A Gathering Light - Jennifer Donnelly
After reading a review of the secret life of bees (which I thoroughly enjoyed) that recommended this book I immediately purchased it. The premise sounded as if it contained everything I enjoyed in the secret life of bees with a bit of an edge to boot.
When Mattie Gokey is given a bundle of letters to burn she fully intends to execute the wishes of the giver, Grace Brown. When Grace Brown is found drowned the next day in Big Moose Lake, Mattie finds that it is not as easy to burn those letters as she had thought. And, as she reads, a riveting story emerges - not only Grace Brown's story but also Mattie's hopes and ambitions for the future and her relationships with her friends and family. Published to widespread acclaim this wonderful novel, part murder mystery and part coming-of-age story, is an astounding and accomplished piece of literature.

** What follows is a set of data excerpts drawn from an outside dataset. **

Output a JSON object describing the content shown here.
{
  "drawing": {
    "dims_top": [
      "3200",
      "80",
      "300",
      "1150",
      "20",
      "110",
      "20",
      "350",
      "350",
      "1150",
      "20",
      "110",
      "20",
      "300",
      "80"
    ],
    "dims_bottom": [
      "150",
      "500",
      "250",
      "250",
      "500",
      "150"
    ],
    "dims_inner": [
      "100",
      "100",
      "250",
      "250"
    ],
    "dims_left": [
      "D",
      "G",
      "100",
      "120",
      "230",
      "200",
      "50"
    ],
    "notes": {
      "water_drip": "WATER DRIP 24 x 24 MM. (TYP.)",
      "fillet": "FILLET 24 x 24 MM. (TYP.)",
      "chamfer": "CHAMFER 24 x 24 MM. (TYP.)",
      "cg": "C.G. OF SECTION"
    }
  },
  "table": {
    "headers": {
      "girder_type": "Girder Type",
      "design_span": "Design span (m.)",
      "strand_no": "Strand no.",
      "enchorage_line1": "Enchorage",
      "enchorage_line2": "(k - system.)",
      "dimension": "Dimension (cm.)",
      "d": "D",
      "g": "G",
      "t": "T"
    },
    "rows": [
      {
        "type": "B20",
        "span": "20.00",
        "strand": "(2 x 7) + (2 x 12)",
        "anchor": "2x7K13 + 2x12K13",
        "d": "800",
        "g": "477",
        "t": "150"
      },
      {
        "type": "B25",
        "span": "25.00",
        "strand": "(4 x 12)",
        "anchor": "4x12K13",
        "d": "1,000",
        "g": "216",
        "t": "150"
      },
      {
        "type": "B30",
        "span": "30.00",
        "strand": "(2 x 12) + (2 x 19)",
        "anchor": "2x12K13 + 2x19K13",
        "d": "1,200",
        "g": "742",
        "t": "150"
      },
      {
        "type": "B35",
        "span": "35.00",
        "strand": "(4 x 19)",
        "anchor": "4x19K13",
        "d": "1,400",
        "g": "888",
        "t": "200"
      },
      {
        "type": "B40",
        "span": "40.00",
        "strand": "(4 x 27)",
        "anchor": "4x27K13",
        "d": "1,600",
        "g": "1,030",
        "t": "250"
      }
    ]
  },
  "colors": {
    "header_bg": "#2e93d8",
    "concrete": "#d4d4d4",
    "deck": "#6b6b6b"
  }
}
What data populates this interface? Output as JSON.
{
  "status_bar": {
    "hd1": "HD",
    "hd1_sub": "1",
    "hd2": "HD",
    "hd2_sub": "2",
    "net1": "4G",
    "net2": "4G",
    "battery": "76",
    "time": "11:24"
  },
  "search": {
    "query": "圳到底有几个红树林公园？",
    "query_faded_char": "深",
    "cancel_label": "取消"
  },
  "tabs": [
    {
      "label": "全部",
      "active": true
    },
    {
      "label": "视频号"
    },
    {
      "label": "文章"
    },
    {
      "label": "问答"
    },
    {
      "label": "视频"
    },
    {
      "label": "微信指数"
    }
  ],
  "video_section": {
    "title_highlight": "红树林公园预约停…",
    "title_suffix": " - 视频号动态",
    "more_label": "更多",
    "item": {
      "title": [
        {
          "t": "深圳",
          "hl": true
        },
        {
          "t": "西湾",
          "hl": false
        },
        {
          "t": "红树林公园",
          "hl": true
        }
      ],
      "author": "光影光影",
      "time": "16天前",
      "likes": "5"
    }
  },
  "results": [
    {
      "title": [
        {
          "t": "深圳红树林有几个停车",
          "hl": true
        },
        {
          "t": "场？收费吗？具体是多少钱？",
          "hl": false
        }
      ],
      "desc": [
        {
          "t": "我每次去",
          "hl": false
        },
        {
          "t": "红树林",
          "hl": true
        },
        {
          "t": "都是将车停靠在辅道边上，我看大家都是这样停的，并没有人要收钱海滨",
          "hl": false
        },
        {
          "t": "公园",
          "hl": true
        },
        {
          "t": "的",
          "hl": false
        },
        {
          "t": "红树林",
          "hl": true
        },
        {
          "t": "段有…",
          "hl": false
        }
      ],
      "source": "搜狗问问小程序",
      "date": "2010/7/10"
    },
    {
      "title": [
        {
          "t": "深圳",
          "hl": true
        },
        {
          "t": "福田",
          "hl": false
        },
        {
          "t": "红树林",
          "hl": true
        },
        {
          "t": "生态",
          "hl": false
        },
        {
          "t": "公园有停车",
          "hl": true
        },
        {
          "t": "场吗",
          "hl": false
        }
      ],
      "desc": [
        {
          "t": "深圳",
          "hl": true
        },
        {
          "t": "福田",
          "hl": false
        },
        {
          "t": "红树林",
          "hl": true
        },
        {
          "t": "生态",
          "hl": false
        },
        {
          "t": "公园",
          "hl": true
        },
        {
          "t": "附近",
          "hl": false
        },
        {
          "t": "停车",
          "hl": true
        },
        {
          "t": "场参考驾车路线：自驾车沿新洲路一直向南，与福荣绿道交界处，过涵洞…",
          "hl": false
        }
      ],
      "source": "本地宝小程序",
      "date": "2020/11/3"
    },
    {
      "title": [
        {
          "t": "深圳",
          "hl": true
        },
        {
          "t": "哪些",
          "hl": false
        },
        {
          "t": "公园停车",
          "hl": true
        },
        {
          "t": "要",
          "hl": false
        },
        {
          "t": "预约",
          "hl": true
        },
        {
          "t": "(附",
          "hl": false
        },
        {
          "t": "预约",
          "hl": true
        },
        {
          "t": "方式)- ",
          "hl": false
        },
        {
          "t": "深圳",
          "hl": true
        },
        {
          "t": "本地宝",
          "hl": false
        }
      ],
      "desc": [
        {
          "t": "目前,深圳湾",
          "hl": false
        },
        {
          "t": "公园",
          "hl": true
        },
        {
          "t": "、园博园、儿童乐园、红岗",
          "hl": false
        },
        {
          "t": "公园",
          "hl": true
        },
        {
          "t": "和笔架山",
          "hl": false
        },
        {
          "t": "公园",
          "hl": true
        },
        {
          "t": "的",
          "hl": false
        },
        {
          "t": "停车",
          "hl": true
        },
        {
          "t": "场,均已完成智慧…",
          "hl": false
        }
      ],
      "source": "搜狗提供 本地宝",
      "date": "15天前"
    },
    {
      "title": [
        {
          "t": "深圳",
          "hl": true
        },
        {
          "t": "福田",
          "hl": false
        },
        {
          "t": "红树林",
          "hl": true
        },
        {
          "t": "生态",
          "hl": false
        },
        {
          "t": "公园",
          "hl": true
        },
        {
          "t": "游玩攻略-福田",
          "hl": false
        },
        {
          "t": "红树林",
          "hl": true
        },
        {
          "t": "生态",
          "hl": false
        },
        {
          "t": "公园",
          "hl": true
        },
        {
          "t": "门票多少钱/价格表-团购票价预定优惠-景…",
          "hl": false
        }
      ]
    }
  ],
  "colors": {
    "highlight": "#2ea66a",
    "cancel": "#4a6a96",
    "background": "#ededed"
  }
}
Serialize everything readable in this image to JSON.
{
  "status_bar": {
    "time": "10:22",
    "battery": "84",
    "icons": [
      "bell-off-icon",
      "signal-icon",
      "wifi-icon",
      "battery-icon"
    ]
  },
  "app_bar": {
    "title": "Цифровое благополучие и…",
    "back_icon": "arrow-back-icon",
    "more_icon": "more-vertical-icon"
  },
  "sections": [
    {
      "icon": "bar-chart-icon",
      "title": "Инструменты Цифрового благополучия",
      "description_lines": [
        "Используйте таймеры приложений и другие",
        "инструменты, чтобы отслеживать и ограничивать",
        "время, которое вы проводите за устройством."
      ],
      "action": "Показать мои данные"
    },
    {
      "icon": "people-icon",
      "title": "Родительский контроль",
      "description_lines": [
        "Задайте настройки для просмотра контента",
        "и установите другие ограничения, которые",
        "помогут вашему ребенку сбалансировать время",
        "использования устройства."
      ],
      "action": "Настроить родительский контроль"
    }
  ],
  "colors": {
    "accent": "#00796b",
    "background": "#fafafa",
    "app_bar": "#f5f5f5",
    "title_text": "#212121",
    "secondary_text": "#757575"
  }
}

I will start of the bat by declaring that I did not enjoy the book as much as I thought I would. That is not to say I did not think it was good but I wanted it to be so much more and left me frustrated in places.
The problem was with the structure. The majority of the book takes place in the past with the odd chapter taking place in the present. It is the present storyline that is lacking in my opinion, when it really should be the most gripping. After all a mysterious murder and a missing suspect should have far more tension then we are treated to here.
Instead, what we experience is a rather tedious and lacklustre situation where Mattie holds on to potential evidence in the form of a series of letters belonging to the murder victim. When Mattie does get around to reading them, the victim who wrote them is so irritating and childish it is quite hard to read. I must stress here that the author's note at the end of the book provides a very good reason for this but unfortunately it did spoil my reading. In the present, Mattie herself is a rather mundane protagonist. She is very subservient (as is the nature of her job), but there is not much in the way to counter this. In places she is almost unrecognisable to the character we read about in her past.
In her younger years, Mattie is more rebellious. She has dreams and aspirations. More importantly, she has interesting characters to interact with. Her father is a tragic and imposing figure who is totally reliant on her as the eldest remaining daughter at home, whilst her teacher is an inspiration. It is the juxtaposition of everybody’s influence on Mattie that conjures an interesting tale. It is all told through an excellent narrative as a child uncovers the realities of the world and discovers love, betrayal and disappointment.
Donnelly has a wonderful ability to portray characters and make you care for them. In the space of some small chapters she introduces characters (such as Mattie’s uncle) who stay with you long after you have finished the book.
Overall, A Gathering Light is a very good book which would have benefitted in my opinion without the murder/mystery plot line.